Roberts covered his license plate on Sunday, as did several members of his congregation, but state troopers took down their vehicle identification numbers instead, the Journal reported.
Sgt. Josh Lawson of the Kentucky State Police said that there have been no additional violations of the statewide order, noting that several drive-in services that took place around the state “were specifically mentioned by the governor as being allowed.”
“This is a time and weekend, a whole week for multiple faiths, that is about faith. It’s about knowing we have faced as people—as Christians, as Jews, as members of many faiths—many difficult, dark times, and we have prevailed,” Gov.
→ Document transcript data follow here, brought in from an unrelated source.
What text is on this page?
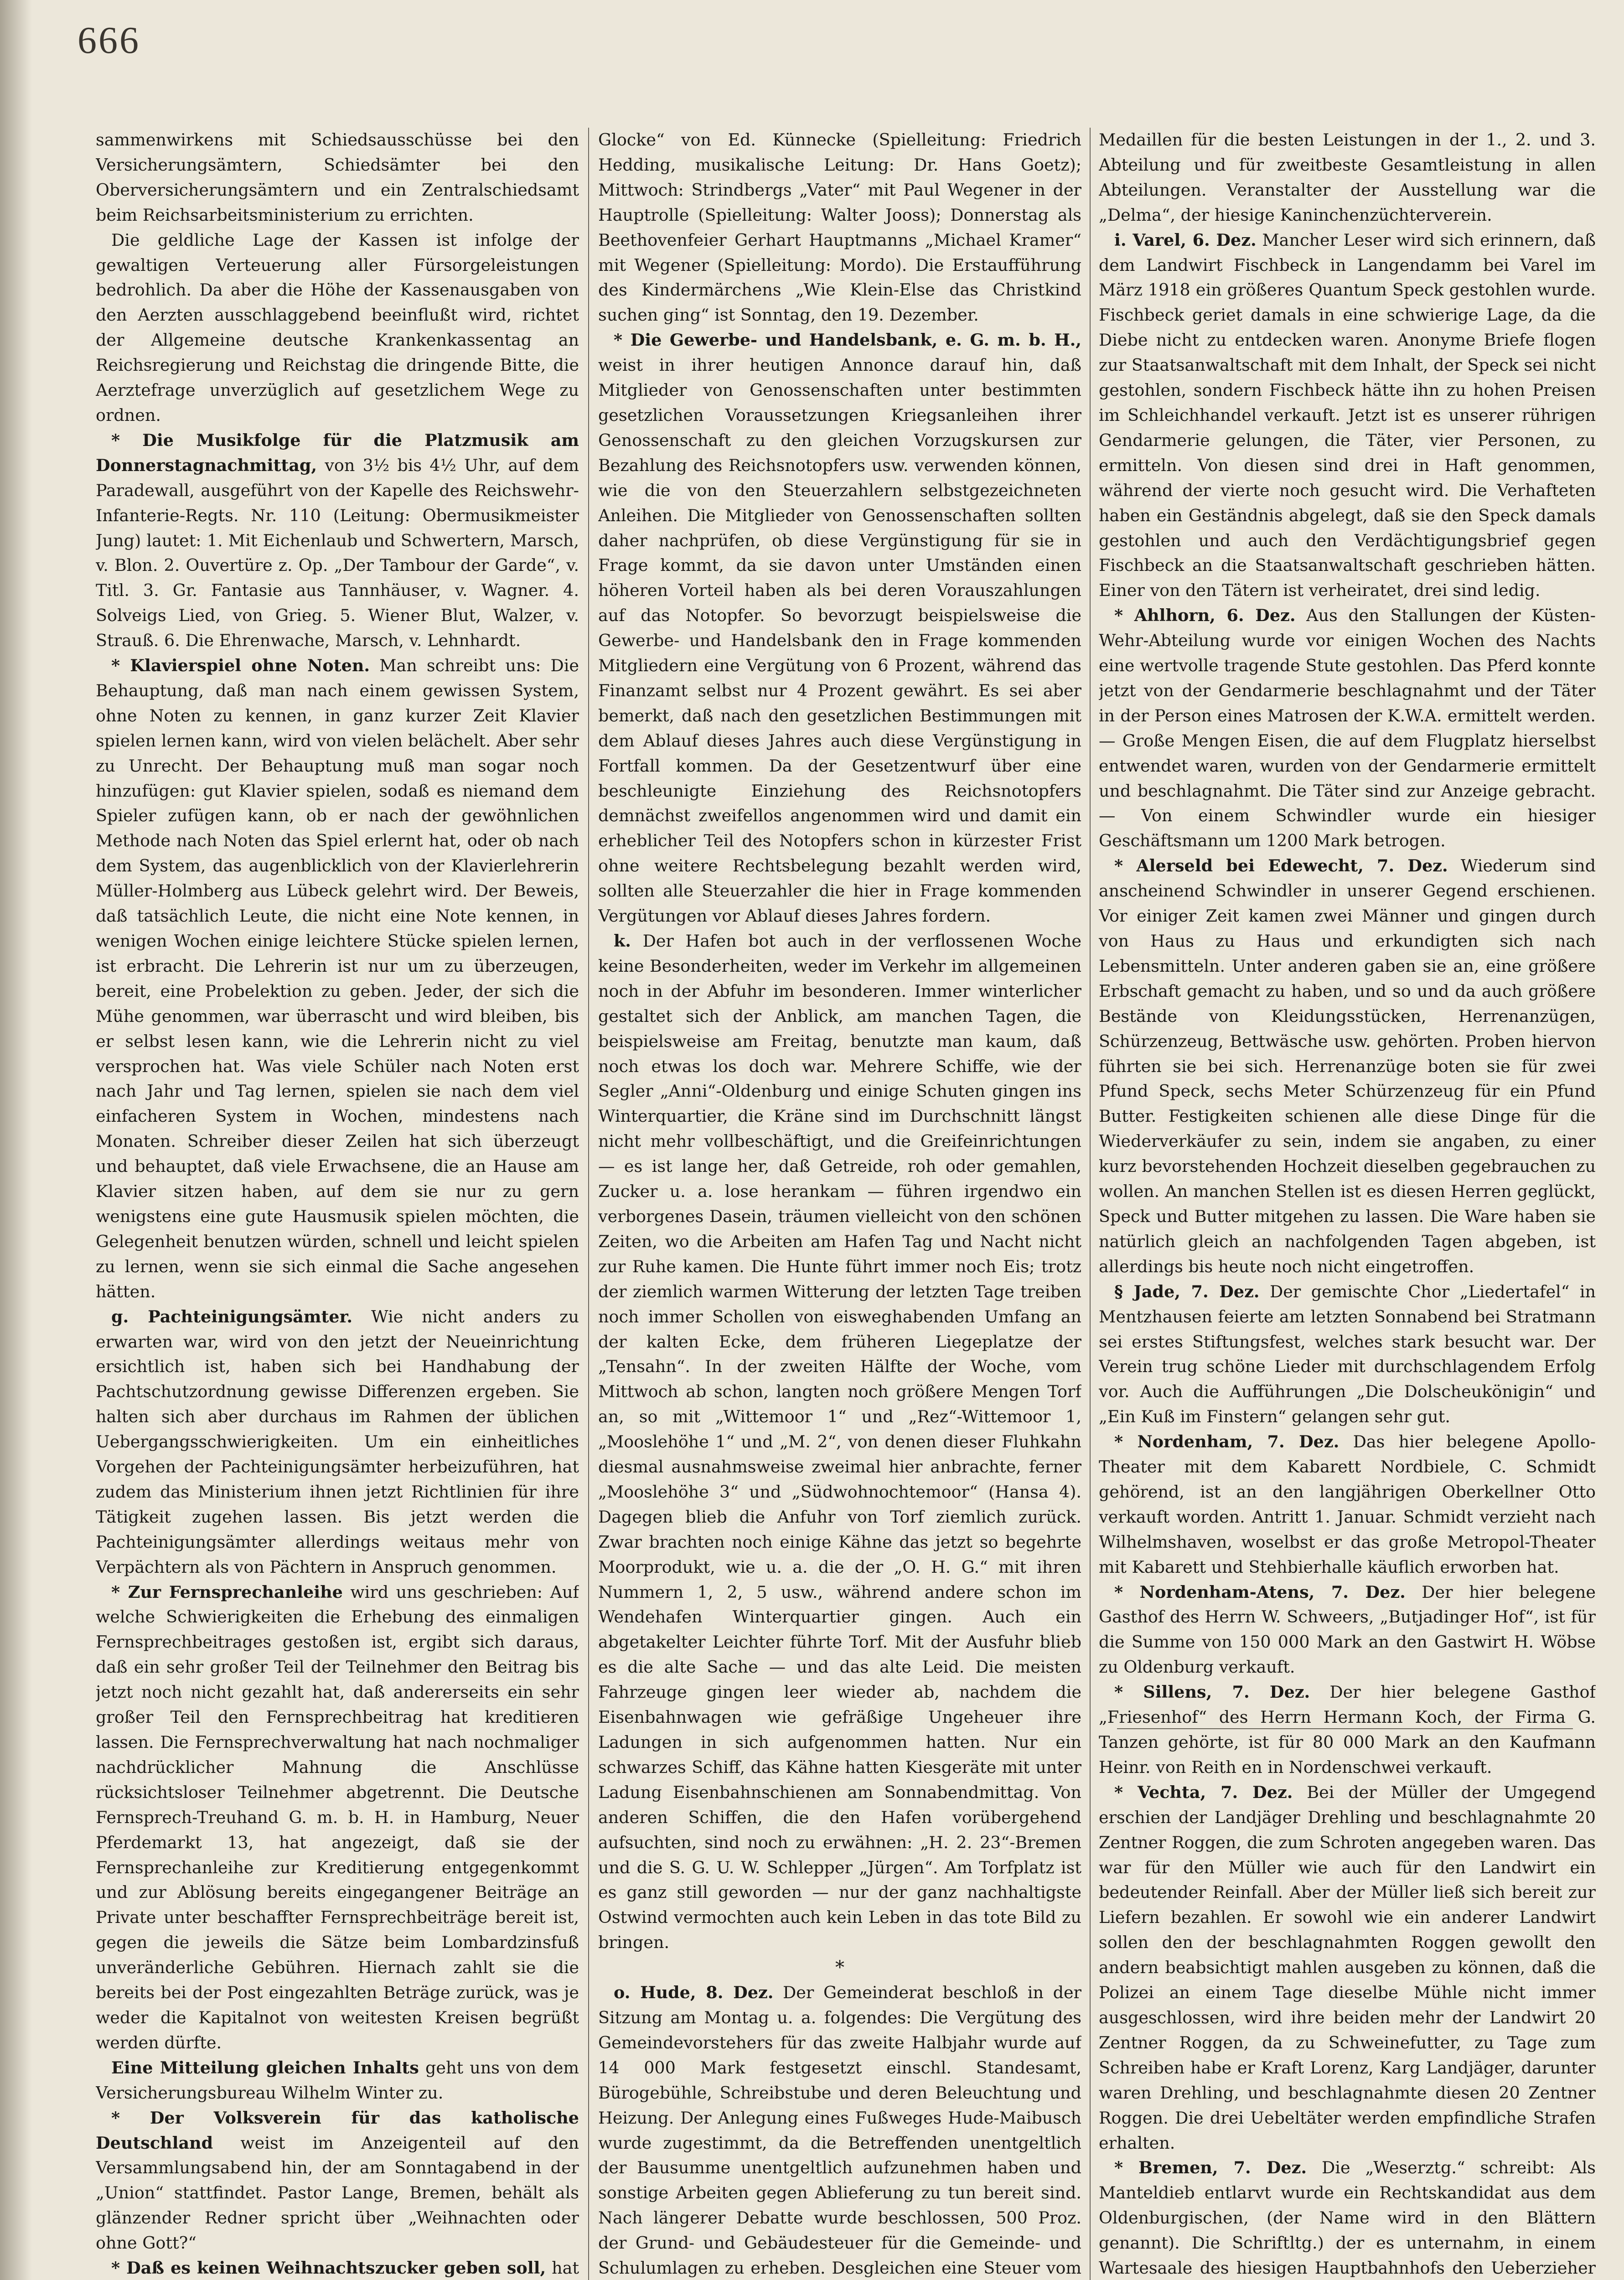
666

sammenwirkens mit Schiedsausschüsse bei den Versicherungsämtern, Schiedsämter bei den Oberversicherungsämtern und ein Zentralschiedsamt beim Reichsarbeitsministerium zu errichten.

Die geldliche Lage der Kassen ist infolge der gewaltigen Verteuerung aller Fürsorgeleistungen bedrohlich. Da aber die Höhe der Kassenausgaben von den Aerzten ausschlaggebend beeinflußt wird, richtet der Allgemeine deutsche Krankenkassentag an Reichsregierung und Reichstag die dringende Bitte, die Aerztefrage unverzüglich auf gesetzlichem Wege zu ordnen.

* Die Musikfolge für die Platzmusik am Donnerstagnachmittag, von 3½ bis 4½ Uhr, auf dem Paradewall, ausgeführt von der Kapelle des Reichswehr-Infanterie-Regts. Nr. 110 (Leitung: Obermusikmeister Jung) lautet: 1. Mit Eichenlaub und Schwertern, Marsch, v. Blon. 2. Ouvertüre z. Op. „Der Tambour der Garde“, v. Titl. 3. Gr. Fantasie aus Tannhäuser, v. Wagner. 4. Solveigs Lied, von Grieg. 5. Wiener Blut, Walzer, v. Strauß. 6. Die Ehrenwache, Marsch, v. Lehnhardt.

* Klavierspiel ohne Noten. Man schreibt uns: Die Behauptung, daß man nach einem gewissen System, ohne Noten zu kennen, in ganz kurzer Zeit Klavier spielen lernen kann, wird von vielen belächelt. Aber sehr zu Unrecht. Der Behauptung muß man sogar noch hinzufügen: gut Klavier spielen, sodaß es niemand dem Spieler zufügen kann, ob er nach der gewöhnlichen Methode nach Noten das Spiel erlernt hat, oder ob nach dem System, das augenblicklich von der Klavierlehrerin Müller-Holmberg aus Lübeck gelehrt wird. Der Beweis, daß tatsächlich Leute, die nicht eine Note kennen, in wenigen Wochen einige leichtere Stücke spielen lernen, ist erbracht. Die Lehrerin ist nur um zu überzeugen, bereit, eine Probelektion zu geben. Jeder, der sich die Mühe genommen, war überrascht und wird bleiben, bis er selbst lesen kann, wie die Lehrerin nicht zu viel versprochen hat. Was viele Schüler nach Noten erst nach Jahr und Tag lernen, spielen sie nach dem viel einfacheren System in Wochen, mindestens nach Monaten. Schreiber dieser Zeilen hat sich überzeugt und behauptet, daß viele Erwachsene, die an Hause am Klavier sitzen haben, auf dem sie nur zu gern wenigstens eine gute Hausmusik spielen möchten, die Gelegenheit benutzen würden, schnell und leicht spielen zu lernen, wenn sie sich einmal die Sache angesehen hätten.

g. Pachteinigungsämter. Wie nicht anders zu erwarten war, wird von den jetzt der Neueinrichtung ersichtlich ist, haben sich bei Handhabung der Pachtschutzordnung gewisse Differenzen ergeben. Sie halten sich aber durchaus im Rahmen der üblichen Uebergangsschwierigkeiten. Um ein einheitliches Vorgehen der Pachteinigungsämter herbeizuführen, hat zudem das Ministerium ihnen jetzt Richtlinien für ihre Tätigkeit zugehen lassen. Bis jetzt werden die Pachteinigungsämter allerdings weitaus mehr von Verpächtern als von Pächtern in Anspruch genommen.

* Zur Fernsprechanleihe wird uns geschrieben: Auf welche Schwierigkeiten die Erhebung des einmaligen Fernsprechbeitrages gestoßen ist, ergibt sich daraus, daß ein sehr großer Teil der Teilnehmer den Beitrag bis jetzt noch nicht gezahlt hat, daß andererseits ein sehr großer Teil den Fernsprechbeitrag hat kreditieren lassen. Die Fernsprechverwaltung hat nach nochmaliger nachdrücklicher Mahnung die Anschlüsse rücksichtsloser Teilnehmer abgetrennt. Die Deutsche Fernsprech-Treuhand G. m. b. H. in Hamburg, Neuer Pferdemarkt 13, hat angezeigt, daß sie der Fernsprechanleihe zur Kreditierung entgegenkommt und zur Ablösung bereits eingegangener Beiträge an Private unter beschaffter Fernsprechbeiträge bereit ist, gegen die jeweils die Sätze beim Lombardzinsfuß unveränderliche Gebühren. Hiernach zahlt sie die bereits bei der Post eingezahlten Beträge zurück, was je weder die Kapitalnot von weitesten Kreisen begrüßt werden dürfte.

Eine Mitteilung gleichen Inhalts geht uns von dem Versicherungsbureau Wilhelm Winter zu.

* Der Volksverein für das katholische Deutschland weist im Anzeigenteil auf den Versammlungsabend hin, der am Sonntagabend in der „Union“ stattfindet. Pastor Lange, Bremen, behält als glänzender Redner spricht über „Weihnachten oder ohne Gott?“

* Daß es keinen Weihnachtszucker geben soll, hat

Glocke“ von Ed. Künnecke (Spielleitung: Friedrich Hedding, musikalische Leitung: Dr. Hans Goetz); Mittwoch: Strindbergs „Vater“ mit Paul Wegener in der Hauptrolle (Spielleitung: Walter Jooss); Donnerstag als Beethovenfeier Gerhart Hauptmanns „Michael Kramer“ mit Wegener (Spielleitung: Mordo). Die Erstaufführung des Kindermärchens „Wie Klein-Else das Christkind suchen ging“ ist Sonntag, den 19. Dezember.

* Die Gewerbe- und Handelsbank, e. G. m. b. H., weist in ihrer heutigen Annonce darauf hin, daß Mitglieder von Genossenschaften unter bestimmten gesetzlichen Voraussetzungen Kriegsanleihen ihrer Genossenschaft zu den gleichen Vorzugskursen zur Bezahlung des Reichsnotopfers usw. verwenden können, wie die von den Steuerzahlern selbstgezeichneten Anleihen. Die Mitglieder von Genossenschaften sollten daher nachprüfen, ob diese Vergünstigung für sie in Frage kommt, da sie davon unter Umständen einen höheren Vorteil haben als bei deren Vorauszahlungen auf das Notopfer. So bevorzugt beispielsweise die Gewerbe- und Handelsbank den in Frage kommenden Mitgliedern eine Vergütung von 6 Prozent, während das Finanzamt selbst nur 4 Prozent gewährt. Es sei aber bemerkt, daß nach den gesetzlichen Bestimmungen mit dem Ablauf dieses Jahres auch diese Vergünstigung in Fortfall kommen. Da der Gesetzentwurf über eine beschleunigte Einziehung des Reichsnotopfers demnächst zweifellos angenommen wird und damit ein erheblicher Teil des Notopfers schon in kürzester Frist ohne weitere Rechtsbelegung bezahlt werden wird, sollten alle Steuerzahler die hier in Frage kommenden Vergütungen vor Ablauf dieses Jahres fordern.

k. Der Hafen bot auch in der verflossenen Woche keine Besonderheiten, weder im Verkehr im allgemeinen noch in der Abfuhr im besonderen. Immer winterlicher gestaltet sich der Anblick, am manchen Tagen, die beispielsweise am Freitag, benutzte man kaum, daß noch etwas los doch war. Mehrere Schiffe, wie der Segler „Anni“-Oldenburg und einige Schuten gingen ins Winterquartier, die Kräne sind im Durchschnitt längst nicht mehr vollbeschäftigt, und die Greifeinrichtungen — es ist lange her, daß Getreide, roh oder gemahlen, Zucker u. a. lose herankam — führen irgendwo ein verborgenes Dasein, träumen vielleicht von den schönen Zeiten, wo die Arbeiten am Hafen Tag und Nacht nicht zur Ruhe kamen. Die Hunte führt immer noch Eis; trotz der ziemlich warmen Witterung der letzten Tage treiben noch immer Schollen von eisweghabenden Umfang an der kalten Ecke, dem früheren Liegeplatze der „Tensahn“. In der zweiten Hälfte der Woche, vom Mittwoch ab schon, langten noch größere Mengen Torf an, so mit „Wittemoor 1“ und „Rez“-Wittemoor 1, „Mooslehöhe 1“ und „M. 2“, von denen dieser Fluhkahn diesmal ausnahmsweise zweimal hier anbrachte, ferner „Mooslehöhe 3“ und „Südwohnochtemoor“ (Hansa 4). Dagegen blieb die Anfuhr von Torf ziemlich zurück. Zwar brachten noch einige Kähne das jetzt so begehrte Moorprodukt, wie u. a. die der „O. H. G.“ mit ihren Nummern 1, 2, 5 usw., während andere schon im Wendehafen Winterquartier gingen. Auch ein abgetakelter Leichter führte Torf. Mit der Ausfuhr blieb es die alte Sache — und das alte Leid. Die meisten Fahrzeuge gingen leer wieder ab, nachdem die Eisenbahnwagen wie gefräßige Ungeheuer ihre Ladungen in sich aufgenommen hatten. Nur ein schwarzes Schiff, das Kähne hatten Kiesgeräte mit unter Ladung Eisenbahnschienen am Sonnabendmittag. Von anderen Schiffen, die den Hafen vorübergehend aufsuchten, sind noch zu erwähnen: „H. 2. 23“-Bremen und die S. G. U. W. Schlepper „Jürgen“. Am Torfplatz ist es ganz still geworden — nur der ganz nachhaltigste Ostwind vermochten auch kein Leben in das tote Bild zu bringen.

*

o. Hude, 8. Dez. Der Gemeinderat beschloß in der Sitzung am Montag u. a. folgendes: Die Vergütung des Gemeindevorstehers für das zweite Halbjahr wurde auf 14 000 Mark festgesetzt einschl. Standesamt, Bürogebühle, Schreibstube und deren Beleuchtung und Heizung. Der Anlegung eines Fußweges Hude-Maibusch wurde zugestimmt, da die Betreffenden unentgeltlich der Bausumme unentgeltlich aufzunehmen haben und sonstige Arbeiten gegen Ablieferung zu tun bereit sind. Nach längerer Debatte wurde beschlossen, 500 Proz. der Grund- und Gebäudesteuer für die Gemeinde- und Schulumlagen zu erheben. Desgleichen eine Steuer vom

Medaillen für die besten Leistungen in der 1., 2. und 3. Abteilung und für zweitbeste Gesamtleistung in allen Abteilungen. Veranstalter der Ausstellung war die „Delma“, der hiesige Kaninchenzüchterverein.

i. Varel, 6. Dez. Mancher Leser wird sich erinnern, daß dem Landwirt Fischbeck in Langendamm bei Varel im März 1918 ein größeres Quantum Speck gestohlen wurde. Fischbeck geriet damals in eine schwierige Lage, da die Diebe nicht zu entdecken waren. Anonyme Briefe flogen zur Staatsanwaltschaft mit dem Inhalt, der Speck sei nicht gestohlen, sondern Fischbeck hätte ihn zu hohen Preisen im Schleichhandel verkauft. Jetzt ist es unserer rührigen Gendarmerie gelungen, die Täter, vier Personen, zu ermitteln. Von diesen sind drei in Haft genommen, während der vierte noch gesucht wird. Die Verhafteten haben ein Geständnis abgelegt, daß sie den Speck damals gestohlen und auch den Verdächtigungsbrief gegen Fischbeck an die Staatsanwaltschaft geschrieben hätten. Einer von den Tätern ist verheiratet, drei sind ledig.

* Ahlhorn, 6. Dez. Aus den Stallungen der Küsten-Wehr-Abteilung wurde vor einigen Wochen des Nachts eine wertvolle tragende Stute gestohlen. Das Pferd konnte jetzt von der Gendarmerie beschlagnahmt und der Täter in der Person eines Matrosen der K.W.A. ermittelt werden. — Große Mengen Eisen, die auf dem Flugplatz hierselbst entwendet waren, wurden von der Gendarmerie ermittelt und beschlagnahmt. Die Täter sind zur Anzeige gebracht. — Von einem Schwindler wurde ein hiesiger Geschäftsmann um 1200 Mark betrogen.

* Alerseld bei Edewecht, 7. Dez. Wiederum sind anscheinend Schwindler in unserer Gegend erschienen. Vor einiger Zeit kamen zwei Männer und gingen durch von Haus zu Haus und erkundigten sich nach Lebensmitteln. Unter anderen gaben sie an, eine größere Erbschaft gemacht zu haben, und so und da auch größere Bestände von Kleidungsstücken, Herrenanzügen, Schürzenzeug, Bettwäsche usw. gehörten. Proben hiervon führten sie bei sich. Herrenanzüge boten sie für zwei Pfund Speck, sechs Meter Schürzenzeug für ein Pfund Butter. Festigkeiten schienen alle diese Dinge für die Wiederverkäufer zu sein, indem sie angaben, zu einer kurz bevorstehenden Hochzeit dieselben gegebrauchen zu wollen. An manchen Stellen ist es diesen Herren geglückt, Speck und Butter mitgehen zu lassen. Die Ware haben sie natürlich gleich an nachfolgenden Tagen abgeben, ist allerdings bis heute noch nicht eingetroffen.

§ Jade, 7. Dez. Der gemischte Chor „Liedertafel“ in Mentzhausen feierte am letzten Sonnabend bei Stratmann sei erstes Stiftungsfest, welches stark besucht war. Der Verein trug schöne Lieder mit durchschlagendem Erfolg vor. Auch die Aufführungen „Die Dolscheukönigin“ und „Ein Kuß im Finstern“ gelangen sehr gut.

* Nordenham, 7. Dez. Das hier belegene Apollo-Theater mit dem Kabarett Nordbiele, C. Schmidt gehörend, ist an den langjährigen Oberkellner Otto verkauft worden. Antritt 1. Januar. Schmidt verzieht nach Wilhelmshaven, woselbst er das große Metropol-Theater mit Kabarett und Stehbierhalle käuflich erworben hat.

* Nordenham-Atens, 7. Dez. Der hier belegene Gasthof des Herrn W. Schweers, „Butjadinger Hof“, ist für die Summe von 150 000 Mark an den Gastwirt H. Wöbse zu Oldenburg verkauft.

* Sillens, 7. Dez. Der hier belegene Gasthof „Friesenhof“ des Herrn Hermann Koch, der Firma G. Tanzen gehörte, ist für 80 000 Mark an den Kaufmann Heinr. von Reith en in Nordenschwei verkauft.

* Vechta, 7. Dez. Bei der Müller der Umgegend erschien der Landjäger Drehling und beschlagnahmte 20 Zentner Roggen, die zum Schroten angegeben waren. Das war für den Müller wie auch für den Landwirt ein bedeutender Reinfall. Aber der Müller ließ sich bereit zur Liefern bezahlen. Er sowohl wie ein anderer Landwirt sollen den der beschlagnahmten Roggen gewollt den andern beabsichtigt mahlen ausgeben zu können, daß die Polizei an einem Tage dieselbe Mühle nicht immer ausgeschlossen, wird ihre beiden mehr der Landwirt 20 Zentner Roggen, da zu Schweinefutter, zu Tage zum Schreiben habe er Kraft Lorenz, Karg Landjäger, darunter waren Drehling, und beschlagnahmte diesen 20 Zentner Roggen. Die drei Uebeltäter werden empfindliche Strafen erhalten.

* Bremen, 7. Dez. Die „Weserztg.“ schreibt: Als Manteldieb entlarvt wurde ein Rechtskandidat aus dem Oldenburgischen, (der Name wird in den Blättern genannt). Die Schriftltg.) der es unternahm, in einem Wartesaale des hiesigen Hauptbahnhofs den Ueberzieher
Beshear said on Friday. “We know that the weeks or the months ahead will be difficult. We know that there are going to be tougher days before there are easier days.”
Beshear also said that anyone who holds in-person Easter services would be charged with a misdemeanor violation of the governor’s statewide order.
With at least 316 million Americans under orders to stay at home to mitigate the spread of the coronavirus, governors have been at odds with some religious leaders who were defiant in their determination to celebrate Easter with their congregations.
Reverend Tony Spell, a pastor of the evangelical Life Tabernacle Church in Louisiana, told Reuters that “Satan and a virus will not stop us,” and vowed to hold his service on Sunday despite Gov. John Bel Edwards’ statewide stay-at-home order. The pastor said he expected over 2,000 worshippers to attend.
“We are not afraid. We are called by God to stand against the Antichrist creeping into America’s borders. We will spread the Gospel,” Spell told Reuters.
Central Police Department Chief Roger Corcoran told The Washington Post that he waited outside the megachurch and said that roughly 330 people attended Spell’s Sunday service. “No one has advised him he couldn’t hold church,” Corcoran reportedly said. “It’s been suggested he do it a different way, just like every other church in the nation, by social media and live stream.”